If the latter is true, you probably know two orders of business that you’ll need to handle, namely, severance (see “Bargaining a Good-bye,” Powerplay, September 2001) and a letter of reference (see “A Reasonable Reference,” Powerplay, April 2001). But in addition to those things, there are other issues every professional should be aware of before the threat of a layoff looms large. David A. Branch, an employment and civil rights attorney in Washington, D.C., gives you a few of the more important points for your pre-layoff checklist
- Item #1: Be careful what you sign. “Some employers use pressure tactics–such as calling laid off employees into a conference room or to human resources at the end of the day–to demand [they sign] separation paperwork immediately or [face the] loss of the severance package,” maintains Branch. Before signing anything, he advises requesting time for a thorough review, and paying particular attention to: (1) provisions that contain restrictive covenants prohibiting you from working for competitors; (2) provisions that state you are resigning your position rather than being terminated due to restructuring, which may disqualify you for unemployment compensation; and 3) provisions that prohibit you from pursuing any claim of discrimination against your employer at any time.

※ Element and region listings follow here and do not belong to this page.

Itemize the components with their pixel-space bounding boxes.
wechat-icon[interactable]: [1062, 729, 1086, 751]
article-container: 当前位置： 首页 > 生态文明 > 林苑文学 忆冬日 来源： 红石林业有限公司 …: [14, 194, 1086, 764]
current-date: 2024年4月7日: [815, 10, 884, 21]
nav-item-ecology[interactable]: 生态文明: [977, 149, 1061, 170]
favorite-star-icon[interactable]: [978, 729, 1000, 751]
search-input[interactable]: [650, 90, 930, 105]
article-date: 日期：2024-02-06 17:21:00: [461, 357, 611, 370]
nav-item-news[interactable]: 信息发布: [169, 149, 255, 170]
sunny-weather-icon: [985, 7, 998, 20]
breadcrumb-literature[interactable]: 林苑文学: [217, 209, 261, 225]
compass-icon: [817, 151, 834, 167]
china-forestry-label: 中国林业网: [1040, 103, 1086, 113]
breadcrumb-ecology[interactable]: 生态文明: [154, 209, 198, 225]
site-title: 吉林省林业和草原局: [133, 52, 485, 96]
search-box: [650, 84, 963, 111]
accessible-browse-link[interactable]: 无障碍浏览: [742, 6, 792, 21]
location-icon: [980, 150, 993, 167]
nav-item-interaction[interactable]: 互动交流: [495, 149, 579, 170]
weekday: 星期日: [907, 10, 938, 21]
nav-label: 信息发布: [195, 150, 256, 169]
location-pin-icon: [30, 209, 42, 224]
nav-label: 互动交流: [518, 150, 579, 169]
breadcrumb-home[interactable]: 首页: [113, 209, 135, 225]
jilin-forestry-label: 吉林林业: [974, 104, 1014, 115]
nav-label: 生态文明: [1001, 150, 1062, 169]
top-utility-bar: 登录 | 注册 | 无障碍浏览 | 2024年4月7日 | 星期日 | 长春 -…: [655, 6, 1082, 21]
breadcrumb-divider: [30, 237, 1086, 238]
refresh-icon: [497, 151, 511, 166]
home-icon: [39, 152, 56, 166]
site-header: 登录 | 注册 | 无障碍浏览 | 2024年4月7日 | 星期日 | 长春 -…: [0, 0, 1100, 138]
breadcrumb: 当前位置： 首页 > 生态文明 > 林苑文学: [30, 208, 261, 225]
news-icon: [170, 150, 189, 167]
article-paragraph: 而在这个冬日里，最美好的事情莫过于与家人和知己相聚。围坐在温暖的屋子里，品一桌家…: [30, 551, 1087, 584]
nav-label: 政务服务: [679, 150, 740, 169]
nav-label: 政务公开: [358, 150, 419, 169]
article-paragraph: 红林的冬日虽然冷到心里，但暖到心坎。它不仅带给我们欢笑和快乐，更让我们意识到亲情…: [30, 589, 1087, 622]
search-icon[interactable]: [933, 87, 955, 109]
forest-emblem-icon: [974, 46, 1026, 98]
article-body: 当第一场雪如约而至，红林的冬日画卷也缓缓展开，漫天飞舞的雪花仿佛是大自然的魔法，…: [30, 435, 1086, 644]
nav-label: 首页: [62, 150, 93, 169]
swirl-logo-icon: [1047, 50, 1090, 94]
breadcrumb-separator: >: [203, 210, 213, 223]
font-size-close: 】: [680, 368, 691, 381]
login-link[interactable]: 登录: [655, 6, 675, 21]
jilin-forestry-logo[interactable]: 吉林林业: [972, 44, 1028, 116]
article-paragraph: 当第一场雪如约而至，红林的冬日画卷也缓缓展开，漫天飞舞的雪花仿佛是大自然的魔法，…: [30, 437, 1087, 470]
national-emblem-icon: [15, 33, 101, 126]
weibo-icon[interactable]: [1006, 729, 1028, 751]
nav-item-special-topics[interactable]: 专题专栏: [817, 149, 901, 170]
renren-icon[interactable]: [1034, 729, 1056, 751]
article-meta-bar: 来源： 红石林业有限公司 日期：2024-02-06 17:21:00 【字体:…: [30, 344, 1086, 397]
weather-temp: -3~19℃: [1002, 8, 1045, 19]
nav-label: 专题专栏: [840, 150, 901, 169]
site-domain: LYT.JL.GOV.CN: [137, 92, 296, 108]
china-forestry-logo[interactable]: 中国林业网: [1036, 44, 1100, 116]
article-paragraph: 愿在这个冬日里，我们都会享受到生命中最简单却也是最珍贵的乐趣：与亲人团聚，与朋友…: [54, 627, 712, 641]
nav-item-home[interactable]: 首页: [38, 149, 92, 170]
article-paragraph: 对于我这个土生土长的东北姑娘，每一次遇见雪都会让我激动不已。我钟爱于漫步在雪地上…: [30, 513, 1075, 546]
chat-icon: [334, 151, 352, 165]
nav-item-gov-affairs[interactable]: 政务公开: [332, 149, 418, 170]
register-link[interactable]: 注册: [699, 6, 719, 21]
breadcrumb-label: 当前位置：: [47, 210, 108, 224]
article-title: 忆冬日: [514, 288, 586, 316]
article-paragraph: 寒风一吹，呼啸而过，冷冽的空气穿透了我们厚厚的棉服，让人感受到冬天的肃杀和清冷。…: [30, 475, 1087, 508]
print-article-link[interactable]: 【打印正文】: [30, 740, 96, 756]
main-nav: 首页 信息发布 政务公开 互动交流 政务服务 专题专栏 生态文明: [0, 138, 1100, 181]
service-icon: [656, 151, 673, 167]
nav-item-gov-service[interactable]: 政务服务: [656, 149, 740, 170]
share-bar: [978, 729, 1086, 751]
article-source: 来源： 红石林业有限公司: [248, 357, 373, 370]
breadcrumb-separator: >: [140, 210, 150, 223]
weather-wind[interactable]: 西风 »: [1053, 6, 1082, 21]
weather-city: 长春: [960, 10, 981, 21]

- Item #2: Get what’s coming to you. Request from human resources a written account of all monies that may be owed you, “including wages, expense report reimbursements, vacation time and/or sick leave, and stock options.” Compare your employer’s records with your own, and inquire when you will be paid. “Many states require employers to pay employees their final paycheck within seven days of separation from employment,” says Branch.
- Item #3: Understand the role of the human resources department. Your company’s human resources department is there to support management–first and foremost. So, by the time you are informed that you are being downsized, the human resources department likely has your parting papers ready for you to sign. “If you suspect that your layoff is illegal or discriminatory, do not share this concern with human resources in an informal manner,” advises Branch (for more on this, visit www.blackenterprise .com). Present your charges to the employer in writing, get legal advice, and request an investigation.
- Item #4: Review your personnel file. Before you walk out the door, you’ll want to make sure that your file accurately reflects your performance at the company. Ask to review your personnel file, document its contents, and ask for copies. “If you are involved in any legal proceeding against the employer, your file can be subpoenaed, and may be used to make [negative] inferences about your performance,” he says.